There are 2 schools of thought;
A. The molecule's the thing.
B. The experience is the thing.

So... I'm going with door B. Covers both bases. Ketamine is interesting. It acts like a completely different drug (experientially) at different doses. At the lower doses (they start u here) it's like ecstasy. I asked the clinician if she would marry me. Really, I did. She didn't say yes. (She didn't say no either. I'm not bad looking and I told her I had a fat 401k and envisioned us on an island in the pacific 🤷‍♂️)

A middle dose is a bit trippy. I think thats why they have the a projector making stars on the drop ceiling and nature type scenes on a big TV (above the plastic plants.) All easily digested distraction / disguise for those not really interested in experiences... "What the hell was THAT?" "Oh. That was just the TV/star projector ambiance thing sir... it happens"

And then there's a dissociative dose. This is where the B. people want you to go. (The A. clinics probably stop at trippy. I wouldn't know... I was with B. people).

And THEN... there is the K-hole. I had done my homework, had two sessions left, and was not convinced I had taken this as far as possible. Depression wise, I cant lose - right? So... I keep telling them to crank it up. Im no stranger to substances and I'm in a (somewhat) supervised setting. I wanted to see where this could go... 😳. but that's another story.

The piñata. There was still some depression. Its not a miracle cure. Its not like getting the perfect SSRI or tranquilizer dialed in. But my cognitions got shaken up. The needle jumped out of the groove. Little bite sized pieces of me... are all over the lawn (parking lot - whatever.)

Now this may all be just coincidental, but in the following few months...

I discovered cPtsd and that I matched EACH criteria. Except social disfunction. I love being with people... I got game. The fact that I haven't been out of my house in 3 years hasn't changed that. I can banter with the trash guy or the mail guy all day.

I've tossed the rest of my diagnosis in the trash.
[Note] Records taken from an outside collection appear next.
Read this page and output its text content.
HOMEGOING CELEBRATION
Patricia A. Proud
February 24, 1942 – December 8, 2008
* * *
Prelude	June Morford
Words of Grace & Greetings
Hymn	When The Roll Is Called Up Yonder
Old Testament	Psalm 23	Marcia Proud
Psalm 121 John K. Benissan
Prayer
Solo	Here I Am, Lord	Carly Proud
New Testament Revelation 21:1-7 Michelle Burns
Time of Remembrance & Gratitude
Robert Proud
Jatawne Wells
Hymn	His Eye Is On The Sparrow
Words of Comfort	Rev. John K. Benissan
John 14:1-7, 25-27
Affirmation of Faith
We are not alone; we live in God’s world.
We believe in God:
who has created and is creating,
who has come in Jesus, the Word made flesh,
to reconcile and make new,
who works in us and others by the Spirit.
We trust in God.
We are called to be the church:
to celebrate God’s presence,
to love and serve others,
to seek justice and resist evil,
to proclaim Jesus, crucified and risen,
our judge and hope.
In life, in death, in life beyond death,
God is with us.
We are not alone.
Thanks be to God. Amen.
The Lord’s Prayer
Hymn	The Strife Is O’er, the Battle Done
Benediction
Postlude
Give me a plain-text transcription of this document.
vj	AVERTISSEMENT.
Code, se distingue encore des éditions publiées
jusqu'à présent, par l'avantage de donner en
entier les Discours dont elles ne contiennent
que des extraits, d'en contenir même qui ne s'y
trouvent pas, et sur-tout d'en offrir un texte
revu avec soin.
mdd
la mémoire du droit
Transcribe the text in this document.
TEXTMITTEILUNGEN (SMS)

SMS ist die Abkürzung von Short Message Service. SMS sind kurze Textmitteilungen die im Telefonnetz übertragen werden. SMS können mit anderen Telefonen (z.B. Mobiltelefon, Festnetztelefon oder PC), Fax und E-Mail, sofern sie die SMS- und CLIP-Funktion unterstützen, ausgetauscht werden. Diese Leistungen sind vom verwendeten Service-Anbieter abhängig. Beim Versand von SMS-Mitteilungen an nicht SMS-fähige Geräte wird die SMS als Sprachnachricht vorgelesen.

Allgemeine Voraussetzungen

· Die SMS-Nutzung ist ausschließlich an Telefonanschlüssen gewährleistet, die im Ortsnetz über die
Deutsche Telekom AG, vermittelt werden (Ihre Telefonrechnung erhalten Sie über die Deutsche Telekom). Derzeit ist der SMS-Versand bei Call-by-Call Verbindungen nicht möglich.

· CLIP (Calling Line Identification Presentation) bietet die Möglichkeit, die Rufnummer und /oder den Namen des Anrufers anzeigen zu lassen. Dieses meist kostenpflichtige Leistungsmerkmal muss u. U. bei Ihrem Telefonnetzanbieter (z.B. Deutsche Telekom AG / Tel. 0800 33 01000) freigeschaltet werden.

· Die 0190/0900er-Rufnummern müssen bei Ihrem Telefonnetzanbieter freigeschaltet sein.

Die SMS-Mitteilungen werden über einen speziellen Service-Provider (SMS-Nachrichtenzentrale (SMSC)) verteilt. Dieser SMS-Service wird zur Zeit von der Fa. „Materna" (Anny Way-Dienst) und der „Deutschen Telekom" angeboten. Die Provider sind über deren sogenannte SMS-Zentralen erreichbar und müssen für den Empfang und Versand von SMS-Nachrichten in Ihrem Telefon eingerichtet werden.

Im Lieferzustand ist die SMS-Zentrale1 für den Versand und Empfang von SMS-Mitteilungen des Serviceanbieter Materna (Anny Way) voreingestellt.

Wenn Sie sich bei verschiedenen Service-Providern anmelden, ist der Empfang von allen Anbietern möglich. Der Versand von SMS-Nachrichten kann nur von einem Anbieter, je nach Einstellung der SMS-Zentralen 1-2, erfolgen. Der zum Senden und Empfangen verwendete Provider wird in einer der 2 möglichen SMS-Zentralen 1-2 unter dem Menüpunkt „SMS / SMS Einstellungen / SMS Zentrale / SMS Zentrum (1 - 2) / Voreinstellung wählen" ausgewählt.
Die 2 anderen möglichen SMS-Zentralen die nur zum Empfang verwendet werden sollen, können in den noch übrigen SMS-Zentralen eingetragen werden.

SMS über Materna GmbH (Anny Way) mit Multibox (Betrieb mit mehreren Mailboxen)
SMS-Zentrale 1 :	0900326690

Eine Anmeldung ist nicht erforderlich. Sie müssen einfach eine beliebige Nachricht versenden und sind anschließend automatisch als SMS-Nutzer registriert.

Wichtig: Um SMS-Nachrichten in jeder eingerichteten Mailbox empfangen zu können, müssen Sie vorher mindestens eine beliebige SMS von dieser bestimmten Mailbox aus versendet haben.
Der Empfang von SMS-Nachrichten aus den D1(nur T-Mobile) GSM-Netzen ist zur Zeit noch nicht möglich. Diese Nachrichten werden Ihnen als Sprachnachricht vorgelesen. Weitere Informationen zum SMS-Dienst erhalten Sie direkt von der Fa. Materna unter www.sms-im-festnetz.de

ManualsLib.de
Pete Walker says if cPtsd was completely recognized, the DSM would be a small pamphlet. I agree.

I discovered that Mom wasn't just a borderline... she was a malignant (sadistic) narcissist.

I found Dick Schwartz, IFS and the framework and capability to conceptualize humans (mom, me, the X) In multidimensional ways... ie; accurately, without irreconcilable observations.

Previously resistant to join a club of the traumatized ( Im aware of the kind of things that go on in this world and most of them didn't happen to me) Im now thinking 15 years of being molded by a sadist gets me a membership card. I now see, why I was in a cult, why I married a narcissist, why I was on family sized portions of psychotropics, why tomorrow morning I will be wailing and gnashing my teeth (post bible terms; flashback with a heaping side of NSSI) and why my new best friend is going to be this website.

Ketamine. Worth it? Depends what your looking for I guess.